Tuesday, June 11, 2019

Tales of the City --- one more time

Laura Linney as Mary Ann; Olympia Dukakis as Anna Madrigal.

So I've been watching for the last few days, episode by episode (there are 10 in all), the Netflix reboot of Armistead Maupin's "Tales of the City." Not quite as big a deal as it was 25 years ago, in 1994, when Iowa Public Television aired the original version. 

At the time, my television and VCR were closeted --- stashed because I worked nights, never watched and had decided a tasteful display of antiques would look better.

Maupin's light-hearted tales of life at 28 Barbary Lane in San Francisco, featuring such memorable characters as Michael Tolliver, Mary Ann Singleton (Laura Linney) and television's first trans character, Anna Madrigal (played by Olympia Dukakis), had been brought to the small screen by the United Kingdom's Channel 4 during 1993 then picked up the next year by PBS. Mild fare by today's standards; quite shocking to delicate American sensibilities back then.

Iowa Public Television, after much grumbling grounded in its solid reputation for banality and  an intense fear of offending straight "friends," opted to air a bowdlerized version --- naked breasts and buttocks pixilated and the sound track cleansed of questionable language --- and scheduled it for 11 p.m. on consecutive Wednesdays preceded by stiff warnings about unsuitability for general audiences.

Naturally, I hauled the TV and VCR out of the closet, finally figured out again how they worked together and recorded the series for viewing after long midnight drives home from Mason City.  Later on, I bought the boxed set in order to watch it all without Iowa Public Television as mediator.

So how does the new series, set 20 years later upon the occasion of Anna Madrigal's 90th birthday,  stack up? There are familiar faces --- Laura Linney as Mary Ann Singleton and the magnificent Olympia Dukakis, at 87, as Mrs. Madrigal. Michael "Mouse" Tolliver returns in a new incarnation (Murray Bartlett) with a younger boyfriend, Ben (Charlie Barnett), paralleling in a way the life of Maupin, who now lives in London with a younger husband.

The rainbow colors are more vivid --- this time around trans non-binary Garcia portrays Jake Rodriguez, struggling with his partner to make what had been a lesbian relationship work after transition, for example.

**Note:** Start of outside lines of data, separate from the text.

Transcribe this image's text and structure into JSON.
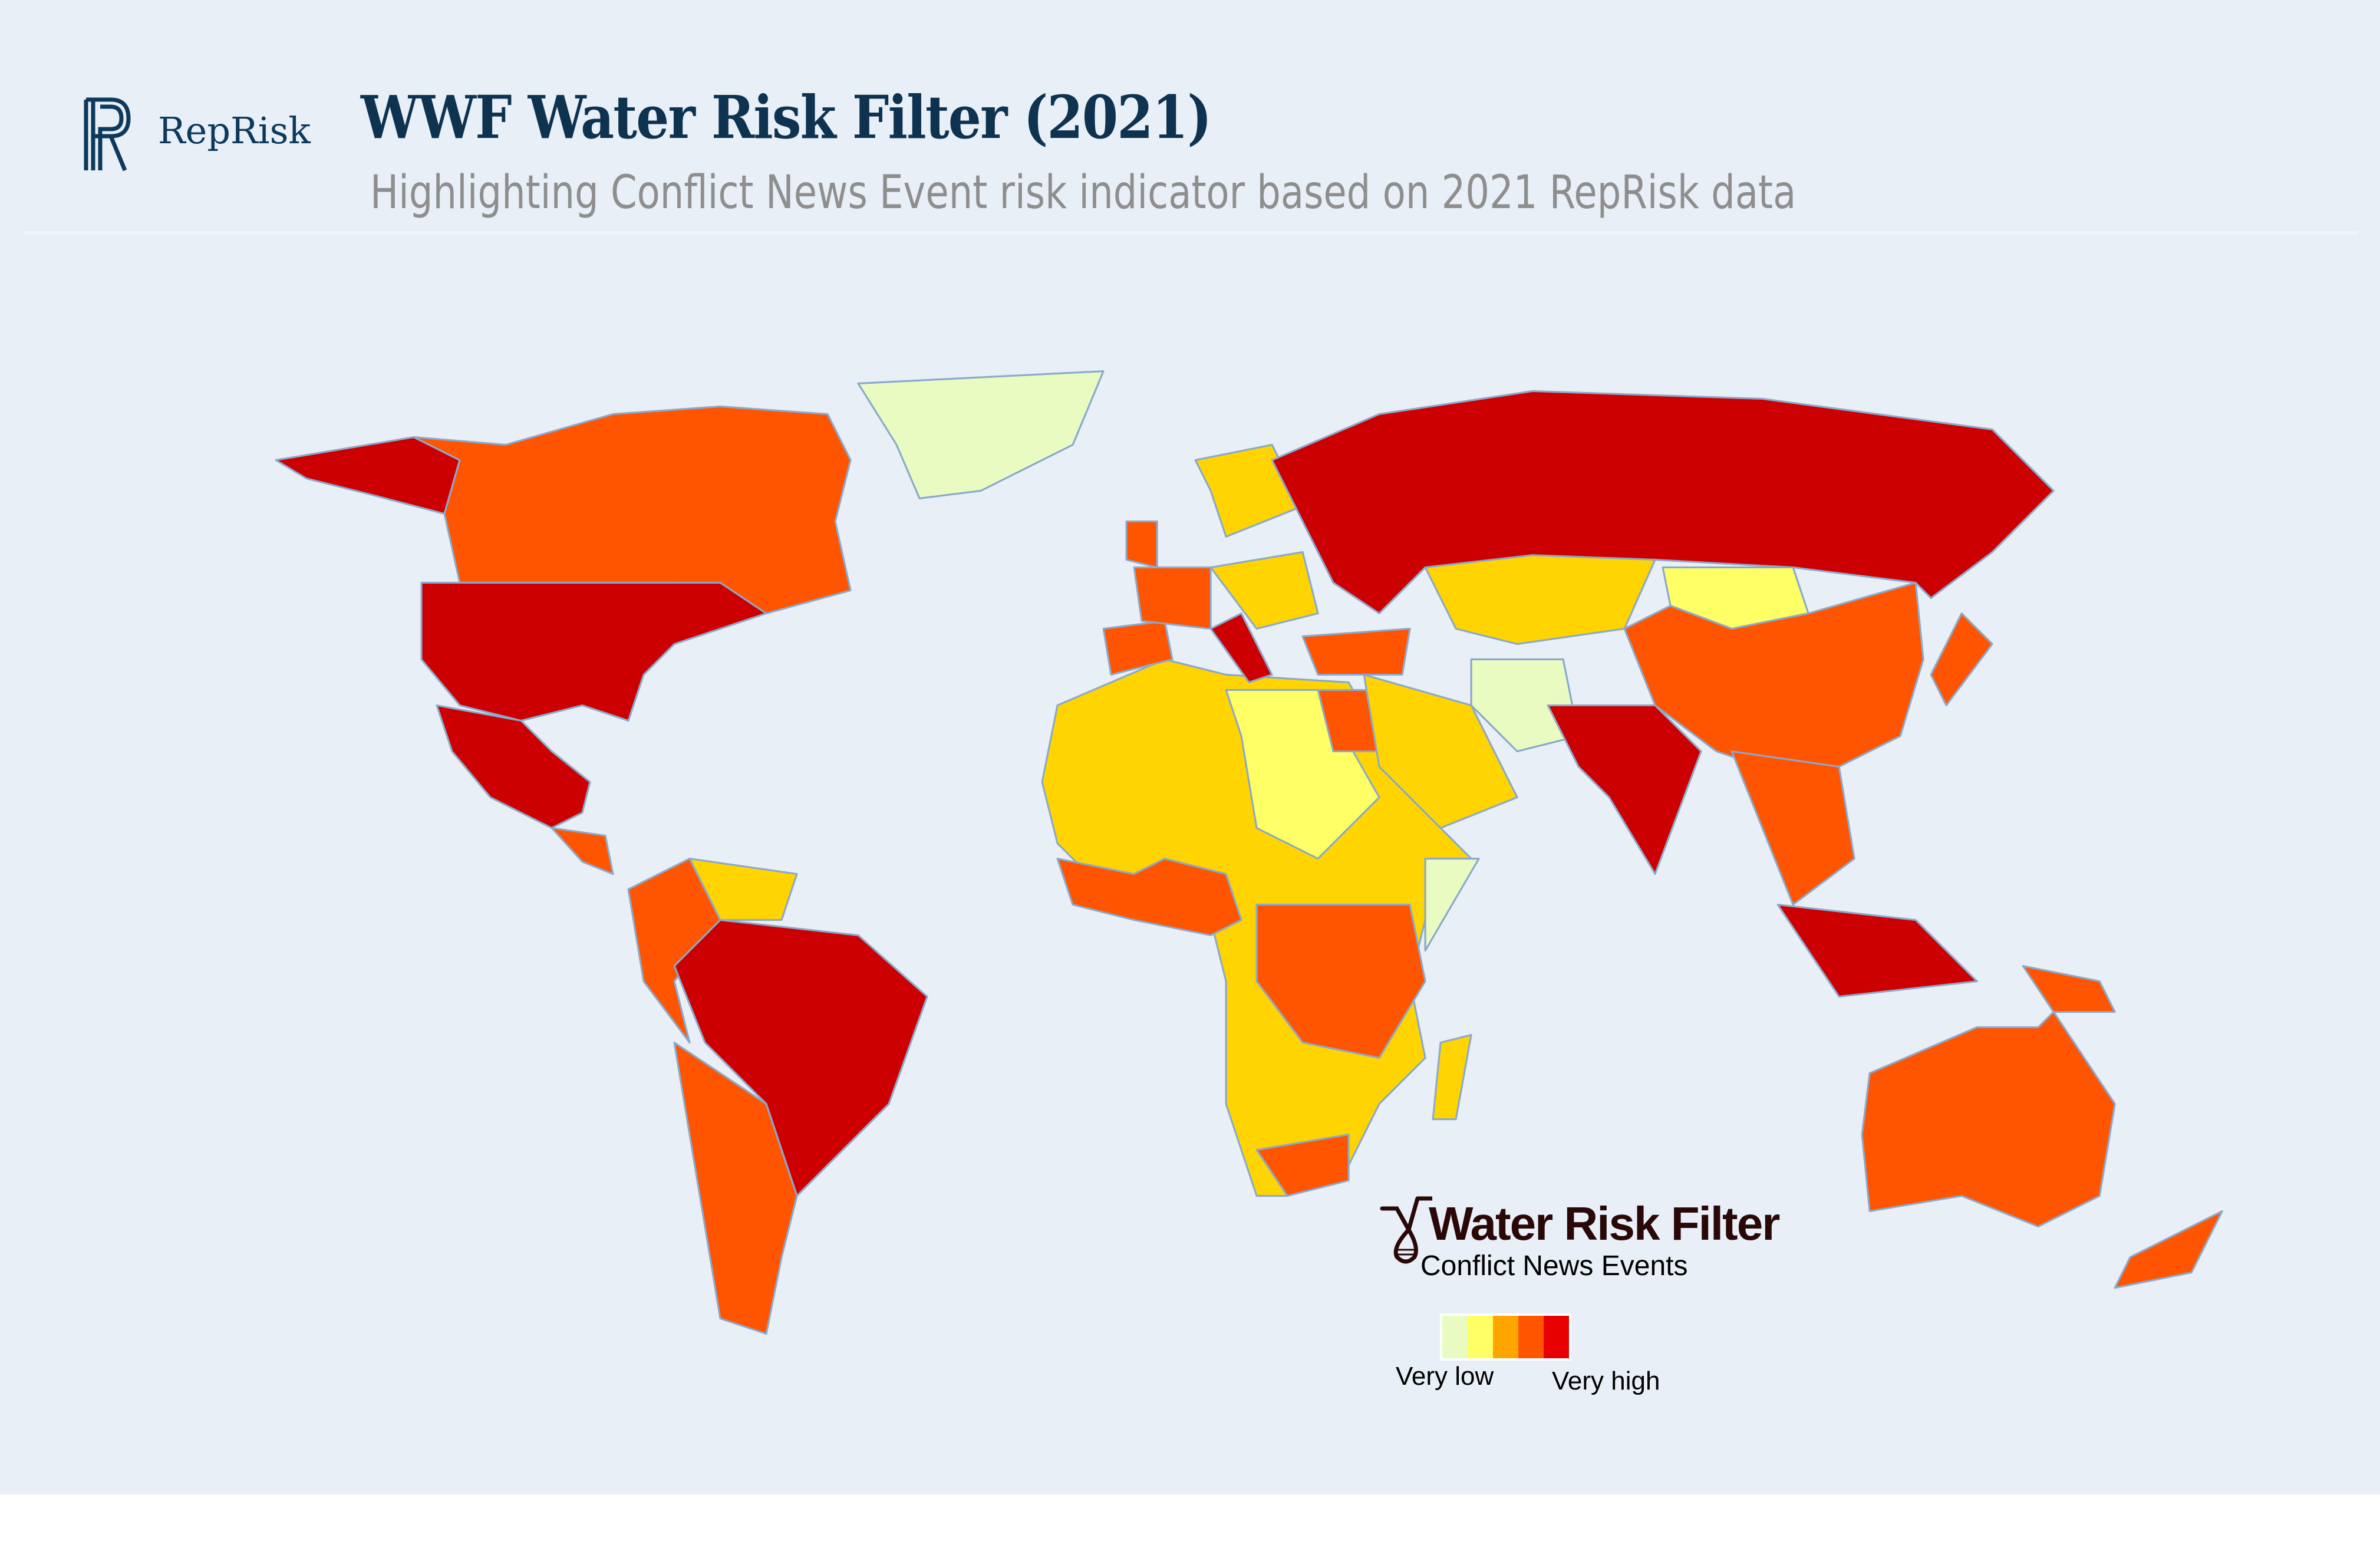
{
  "header": {
    "logo_text": "RepRisk",
    "title": "WWF Water Risk Filter (2021)",
    "subtitle": "Highlighting Conflict News Event risk indicator based on 2021 RepRisk data"
  },
  "legend": {
    "brand": "Water Risk Filter",
    "indicator": "Conflict News Events",
    "low_label": "Very low",
    "high_label": "Very high",
    "colors": [
      "#e9fbc0",
      "#ffff66",
      "#ffa500",
      "#ff5500",
      "#e60000"
    ]
  },
  "map_colors": {
    "ocean": "#e8eff6",
    "very_low": "#e9fbc0",
    "low": "#ffff66",
    "low_medium": "#ffd400",
    "high": "#ff5500",
    "very_high": "#cc0000",
    "border": "#8aa9cc"
  }
}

I suppose it's more earnest than the original production and, therefore, somewhat less witty. The Guardian, in its review, used words Mrs. Madrigal used to describe San Francisco 25 years on: "Flawed, narcissistic and doing our best." That's about it.

But of course I'm going to keep watching. I have this deep need to know why Mrs. Madrigal has decided to sell 28 Barbary Lane and how it's all going to work out. And yes, I've read all the books, too.

Charlie Barnett as Ben; Murray Bartlett as Michael.